3D Gaussian Splatting has recently shown promising results as an alternative scene representation in SLAM systems to neural implicit representations. However, current methods either lack dense depth maps to supervise the mapping process or detailed training designs that consider the scale of the environment. To address these drawbacks, we present IG-SLAM, a dense RGB-only SLAM system that employs robust Dense-SLAM methods for tracking and combines them with Gaussian Splatting. A 3D map of the environment is constructed using accurate pose and dense depth provided by tracking. Additionally, we utilize depth uncertainty in map optimization to improve 3D reconstruction. Our decay strategy in map optimization enhances convergence and allows the system to run at 10 fps in a single process. We demonstrate competitive performance with state-of-the-art RGB-only SLAM systems while achieving faster operation speeds. We present our experiments on the Replica, TUM-RGBD, ScanNet, and EuRoC datasets. The system achieves photo-realistic 3D reconstruction in large-scale sequences, particularly in the EuRoC dataset.

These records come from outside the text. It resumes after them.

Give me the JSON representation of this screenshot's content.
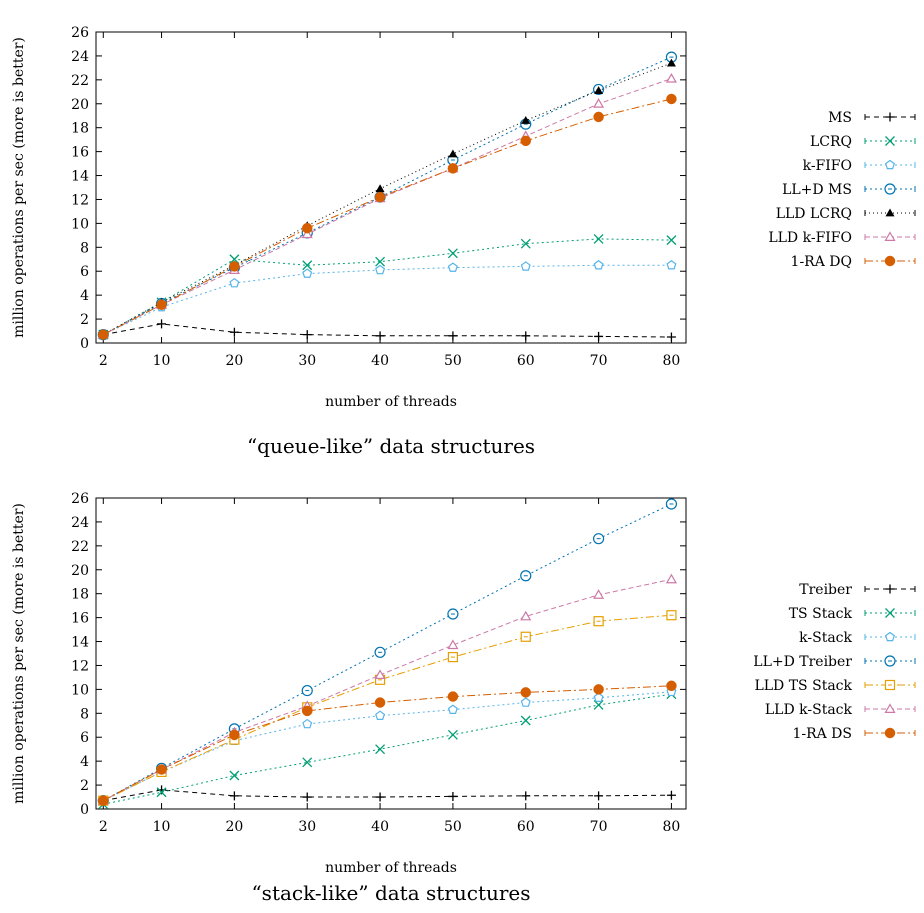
{
  "chart_data": [
    {
      "type": "line",
      "caption": "“queue-like” data structures",
      "xlabel": "number of threads",
      "ylabel": "million operations per sec (more is better)",
      "x": [
        2,
        10,
        20,
        30,
        40,
        50,
        60,
        70,
        80
      ],
      "xticks": [
        2,
        10,
        20,
        30,
        40,
        50,
        60,
        70,
        80
      ],
      "xlim": [
        1,
        82
      ],
      "ylim": [
        0,
        26
      ],
      "yticks": [
        0,
        2,
        4,
        6,
        8,
        10,
        12,
        14,
        16,
        18,
        20,
        22,
        24,
        26
      ],
      "grid": false,
      "legend_position": "right",
      "series": [
        {
          "name": "MS",
          "color": "#000000",
          "dash": "5,4",
          "marker": "plus",
          "values": [
            0.7,
            1.6,
            0.9,
            0.7,
            0.6,
            0.6,
            0.6,
            0.55,
            0.5
          ]
        },
        {
          "name": "LCRQ",
          "color": "#009e73",
          "dash": "2,3",
          "marker": "cross",
          "values": [
            0.7,
            3.4,
            7.0,
            6.5,
            6.8,
            7.5,
            8.3,
            8.7,
            8.6
          ]
        },
        {
          "name": "k-FIFO",
          "color": "#56b4e9",
          "dash": "2,3",
          "marker": "pentagon",
          "values": [
            0.7,
            3.0,
            5.0,
            5.8,
            6.1,
            6.3,
            6.4,
            6.5,
            6.5
          ]
        },
        {
          "name": "LL+D MS",
          "color": "#0072b2",
          "dash": "2,3",
          "marker": "circle",
          "values": [
            0.7,
            3.3,
            6.3,
            9.2,
            12.2,
            15.3,
            18.3,
            21.2,
            23.9
          ]
        },
        {
          "name": "LLD LCRQ",
          "color": "#000000",
          "dash": "1,3",
          "marker": "triangle-filled",
          "values": [
            0.7,
            3.4,
            6.5,
            9.8,
            12.9,
            15.8,
            18.6,
            21.1,
            23.4
          ]
        },
        {
          "name": "LLD k-FIFO",
          "color": "#cc79a7",
          "dash": "5,3",
          "marker": "triangle",
          "values": [
            0.7,
            3.2,
            6.1,
            9.1,
            12.1,
            14.6,
            17.3,
            20.0,
            22.1
          ]
        },
        {
          "name": "1-RA DQ",
          "color": "#d55e00",
          "dash": "8,3,2,3",
          "marker": "circle-filled",
          "values": [
            0.7,
            3.2,
            6.4,
            9.6,
            12.2,
            14.6,
            16.9,
            18.9,
            20.4
          ]
        }
      ]
    },
    {
      "type": "line",
      "caption": "“stack-like” data structures",
      "xlabel": "number of threads",
      "ylabel": "million operations per sec (more is better)",
      "x": [
        2,
        10,
        20,
        30,
        40,
        50,
        60,
        70,
        80
      ],
      "xticks": [
        2,
        10,
        20,
        30,
        40,
        50,
        60,
        70,
        80
      ],
      "xlim": [
        1,
        82
      ],
      "ylim": [
        0,
        26
      ],
      "yticks": [
        0,
        2,
        4,
        6,
        8,
        10,
        12,
        14,
        16,
        18,
        20,
        22,
        24,
        26
      ],
      "grid": false,
      "legend_position": "right",
      "series": [
        {
          "name": "Treiber",
          "color": "#000000",
          "dash": "5,4",
          "marker": "plus",
          "values": [
            0.7,
            1.6,
            1.1,
            1.0,
            1.0,
            1.05,
            1.1,
            1.1,
            1.15
          ]
        },
        {
          "name": "TS Stack",
          "color": "#009e73",
          "dash": "2,3",
          "marker": "cross",
          "values": [
            0.4,
            1.4,
            2.8,
            3.9,
            5.0,
            6.2,
            7.4,
            8.7,
            9.6
          ]
        },
        {
          "name": "k-Stack",
          "color": "#56b4e9",
          "dash": "2,3",
          "marker": "pentagon",
          "values": [
            0.7,
            3.1,
            5.7,
            7.1,
            7.8,
            8.3,
            8.9,
            9.3,
            9.8
          ]
        },
        {
          "name": "LL+D Treiber",
          "color": "#0072b2",
          "dash": "2,3",
          "marker": "circle",
          "values": [
            0.7,
            3.4,
            6.7,
            9.9,
            13.1,
            16.3,
            19.5,
            22.6,
            25.5
          ]
        },
        {
          "name": "LLD TS Stack",
          "color": "#e69f00",
          "dash": "8,3,2,3",
          "marker": "square",
          "values": [
            0.7,
            3.1,
            5.8,
            8.5,
            10.8,
            12.7,
            14.4,
            15.7,
            16.2
          ]
        },
        {
          "name": "LLD k-Stack",
          "color": "#cc79a7",
          "dash": "5,3",
          "marker": "triangle",
          "values": [
            0.7,
            3.3,
            6.4,
            8.6,
            11.2,
            13.7,
            16.1,
            17.9,
            19.2
          ]
        },
        {
          "name": "1-RA DS",
          "color": "#d55e00",
          "dash": "8,3,2,3",
          "marker": "circle-filled",
          "values": [
            0.7,
            3.3,
            6.2,
            8.2,
            8.9,
            9.4,
            9.75,
            10.0,
            10.3
          ]
        }
      ]
    }
  ]
}
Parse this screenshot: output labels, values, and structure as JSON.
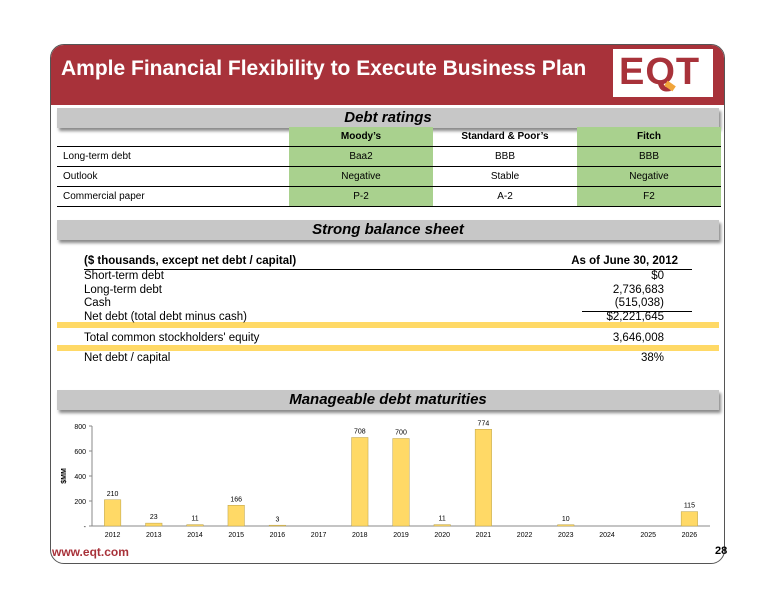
{
  "header": {
    "title": "Ample Financial Flexibility to Execute Business Plan",
    "logo_text": "EQT"
  },
  "ratings": {
    "section_title": "Debt ratings",
    "columns": [
      "Moody’s",
      "Standard & Poor’s",
      "Fitch"
    ],
    "rows": [
      {
        "label": "Long-term debt",
        "values": [
          "Baa2",
          "BBB",
          "BBB"
        ]
      },
      {
        "label": "Outlook",
        "values": [
          "Negative",
          "Stable",
          "Negative"
        ]
      },
      {
        "label": "Commercial paper",
        "values": [
          "P-2",
          "A-2",
          "F2"
        ]
      }
    ]
  },
  "balance": {
    "section_title": "Strong balance sheet",
    "header_label": "($ thousands, except net debt / capital)",
    "header_value": "As of June 30, 2012",
    "rows": [
      {
        "label": "Short-term debt",
        "value": "$0"
      },
      {
        "label": "Long-term debt",
        "value": "2,736,683"
      },
      {
        "label": "Cash",
        "value": "(515,038)"
      },
      {
        "label": "Net debt (total debt minus cash)",
        "value": "$2,221,645"
      },
      {
        "label": "Total common stockholders' equity",
        "value": "3,646,008"
      },
      {
        "label": "Net debt / capital",
        "value": "38%"
      }
    ],
    "highlight_color": "#ffd966"
  },
  "maturities": {
    "section_title": "Manageable debt maturities"
  },
  "chart_data": {
    "type": "bar",
    "categories": [
      "2012",
      "2013",
      "2014",
      "2015",
      "2016",
      "2017",
      "2018",
      "2019",
      "2020",
      "2021",
      "2022",
      "2023",
      "2024",
      "2025",
      "2026"
    ],
    "values": [
      210,
      23,
      11,
      166,
      3,
      null,
      708,
      700,
      11,
      774,
      null,
      10,
      null,
      null,
      115
    ],
    "labels": [
      "210",
      "23",
      "11",
      "166",
      "3",
      "",
      "708",
      "700",
      "11",
      "774",
      "",
      "10",
      "",
      "",
      "115"
    ],
    "ylabel": "$MM",
    "ylim": [
      0,
      800
    ],
    "yticks": [
      0,
      200,
      400,
      600,
      800
    ],
    "ytick_labels": [
      "-",
      "200",
      "400",
      "600",
      "800"
    ],
    "bar_color": "#ffd966",
    "grid": false
  },
  "footer": {
    "url": "www.eqt.com",
    "page": "28"
  },
  "colors": {
    "brand": "#a8323a",
    "rating_green": "#a9d18e",
    "section_gray": "#c7c7c7"
  }
}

Paper Structure (21 sections, 8 equations, 6 figures, 14 tables)

This paper contains 21 sections, 8 equations, 6 figures, 14 tables.

Figures (6)

  • Figure 1: Qualitative rendering results from Photo-SLAM photo-slam and IG-SLAM. We compare the visual quality of the methods on the large-scale EuRoC dataset euroc.

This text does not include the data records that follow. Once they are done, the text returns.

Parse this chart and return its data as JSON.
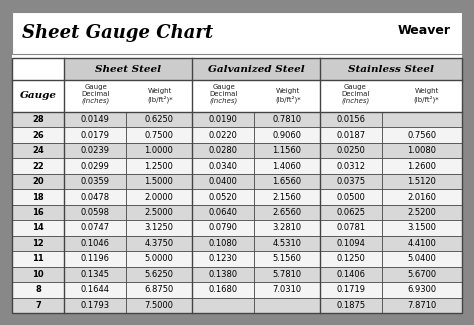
{
  "title": "Sheet Gauge Chart",
  "bg_outer": "#888888",
  "bg_white": "#ffffff",
  "bg_light": "#e8e8e8",
  "bg_header_gray": "#cccccc",
  "bg_row_alt": "#d8d8d8",
  "bg_row_norm": "#f4f4f4",
  "border_color": "#444444",
  "text_dark": "#111111",
  "gauges": [
    28,
    26,
    24,
    22,
    20,
    18,
    16,
    14,
    12,
    11,
    10,
    8,
    7
  ],
  "sheet_steel_dec": [
    "0.0149",
    "0.0179",
    "0.0239",
    "0.0299",
    "0.0359",
    "0.0478",
    "0.0598",
    "0.0747",
    "0.1046",
    "0.1196",
    "0.1345",
    "0.1644",
    "0.1793"
  ],
  "sheet_steel_wt": [
    "0.6250",
    "0.7500",
    "1.0000",
    "1.2500",
    "1.5000",
    "2.0000",
    "2.5000",
    "3.1250",
    "4.3750",
    "5.0000",
    "5.6250",
    "6.8750",
    "7.5000"
  ],
  "galv_dec": [
    "0.0190",
    "0.0220",
    "0.0280",
    "0.0340",
    "0.0400",
    "0.0520",
    "0.0640",
    "0.0790",
    "0.1080",
    "0.1230",
    "0.1380",
    "0.1680",
    ""
  ],
  "galv_wt": [
    "0.7810",
    "0.9060",
    "1.1560",
    "1.4060",
    "1.6560",
    "2.1560",
    "2.6560",
    "3.2810",
    "4.5310",
    "5.1560",
    "5.7810",
    "7.0310",
    ""
  ],
  "ss_dec": [
    "0.0156",
    "0.0187",
    "0.0250",
    "0.0312",
    "0.0375",
    "0.0500",
    "0.0625",
    "0.0781",
    "0.1094",
    "0.1250",
    "0.1406",
    "0.1719",
    "0.1875"
  ],
  "ss_wt": [
    "",
    "0.7560",
    "1.0080",
    "1.2600",
    "1.5120",
    "2.0160",
    "2.5200",
    "3.1500",
    "4.4100",
    "5.0400",
    "5.6700",
    "6.9300",
    "7.8710"
  ],
  "figw": 4.74,
  "figh": 3.25,
  "dpi": 100
}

  • Figure 2: System Overview. Our system takes an RGB image stream as input and outputs the camera pose and scene representation in the form of a set of Gaussians. We decouple this objective into two parts: tracking and mapping. Tracking: Keyframes are created and added to the frame graph based on average optical flow. Pretrained GRU refines optical flow between keyframes. Dense bundle adjustment (DBA) is performed on the frame graph, minimizing reprojection error while optimizing the dense depth map and camera pose, and calculating depth map covariance simultaneously. After several iterations, depth maps and camera poses are expected to converge. Mapping: Keyframes' pose, depth, and covariance obtained from tracking are used for 3D reconstruction. We initialize Gaussians from low covariance regions utilizing the camera pose and depth map. 3D Gaussians are then projected onto the image plane and rendered utilizing a differentiable tile rasterizer. The loss function is a combination of depth and color loss. The depth loss is weighted by covariance. Finally, the loss is backpropagated to optimize Gaussians orientation, scaling, opacity, position, and color designated by orange arrows in the figure. Moreover, Gaussians are split, cloned, and pruned based on the local gradients.

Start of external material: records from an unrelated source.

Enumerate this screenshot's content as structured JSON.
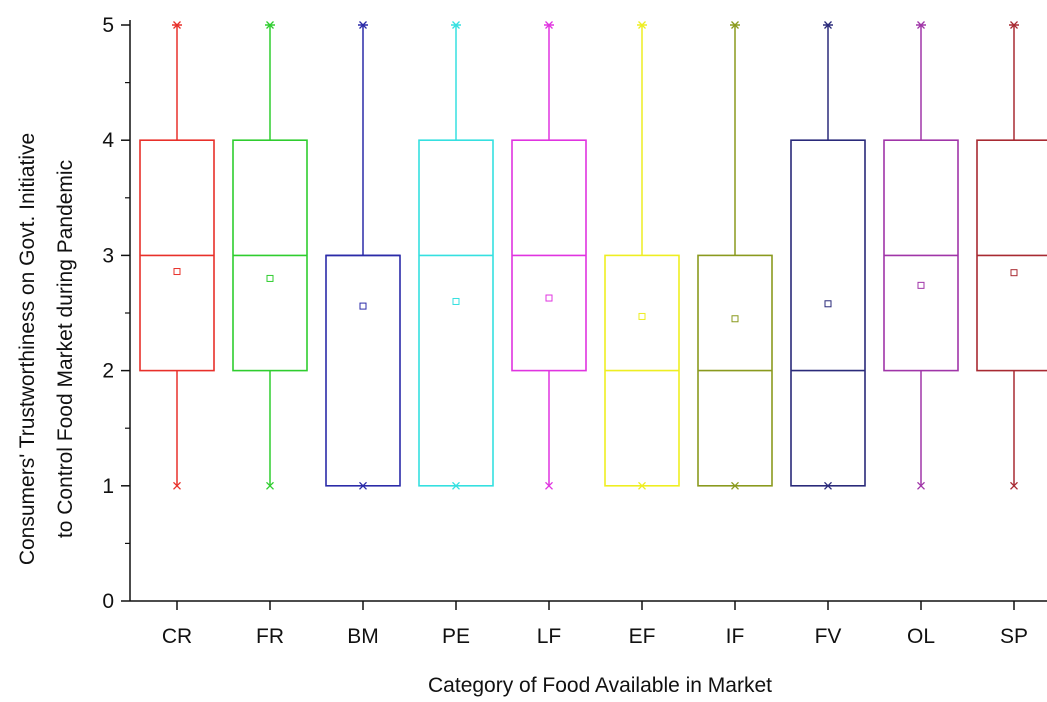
{
  "chart_data": {
    "type": "box",
    "xlabel": "Category of Food Available in Market",
    "ylabel_lines": [
      "Consumers' Trustworthiness on Govt. Initiative",
      "to Control Food Market during Pandemic"
    ],
    "ylim": [
      0,
      5
    ],
    "yticks": [
      "0",
      "1",
      "2",
      "3",
      "4",
      "5"
    ],
    "grid": false,
    "categories": [
      "CR",
      "FR",
      "BM",
      "PE",
      "LF",
      "EF",
      "IF",
      "FV",
      "OL",
      "SP"
    ],
    "series": [
      {
        "category": "CR",
        "color": "#e8302a",
        "min": 1,
        "q1": 2,
        "median": 3,
        "q3": 4,
        "max": 5,
        "mean": 2.86
      },
      {
        "category": "FR",
        "color": "#2fcd2f",
        "min": 1,
        "q1": 2,
        "median": 3,
        "q3": 4,
        "max": 5,
        "mean": 2.8
      },
      {
        "category": "BM",
        "color": "#2b2ba8",
        "min": 1,
        "q1": 1,
        "median": 3,
        "q3": 3,
        "max": 5,
        "mean": 2.56
      },
      {
        "category": "PE",
        "color": "#35e0e0",
        "min": 1,
        "q1": 1,
        "median": 3,
        "q3": 4,
        "max": 5,
        "mean": 2.6
      },
      {
        "category": "LF",
        "color": "#e034e0",
        "min": 1,
        "q1": 2,
        "median": 3,
        "q3": 4,
        "max": 5,
        "mean": 2.63
      },
      {
        "category": "EF",
        "color": "#eeee22",
        "min": 1,
        "q1": 1,
        "median": 2,
        "q3": 3,
        "max": 5,
        "mean": 2.47
      },
      {
        "category": "IF",
        "color": "#8a9a1e",
        "min": 1,
        "q1": 1,
        "median": 2,
        "q3": 3,
        "max": 5,
        "mean": 2.45
      },
      {
        "category": "FV",
        "color": "#2a2a7a",
        "min": 1,
        "q1": 1,
        "median": 2,
        "q3": 4,
        "max": 5,
        "mean": 2.58
      },
      {
        "category": "OL",
        "color": "#a035a8",
        "min": 1,
        "q1": 2,
        "median": 3,
        "q3": 4,
        "max": 5,
        "mean": 2.74
      },
      {
        "category": "SP",
        "color": "#a82a32",
        "min": 1,
        "q1": 2,
        "median": 3,
        "q3": 4,
        "max": 5,
        "mean": 2.85
      }
    ]
  }
}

  • Figure 3: An example of normalized covariance(left) and corresponding mask(right). The mask is created by thresholding normalized covariance with a maximum filter and smoothing with a majority filter. The white region on the mask is left out and not used during Gaussian initialization.
  • Figure 4: Three hypothetical cases to encounter in training. Dashed lines pass through ground truth Gaussian positions from the camera center. The faded Gaussians represent their previous positions. Red lines are the position update steps along the gradient direction. In A), a large position update causes the order of Gaussians to change, creating TV-static-like noise in training. In B), multiple iterations are needed to move Gaussians to the correct place because of small position updates. C) represents the ideal case where position update is exactly the position error.
  • Figure 5: Qualitative results for learning rate decay ablation study. The four cases studied in \ref{['tab:office0_decay']} are shown in the figure. The results are given as constant learning rates of $1.6e-4$ at top-left, 5.0e-5 at top-right, $1.6e-6$ at bottom-left and the decaying $1.6e-4$ learning rate at bottom-left as reference.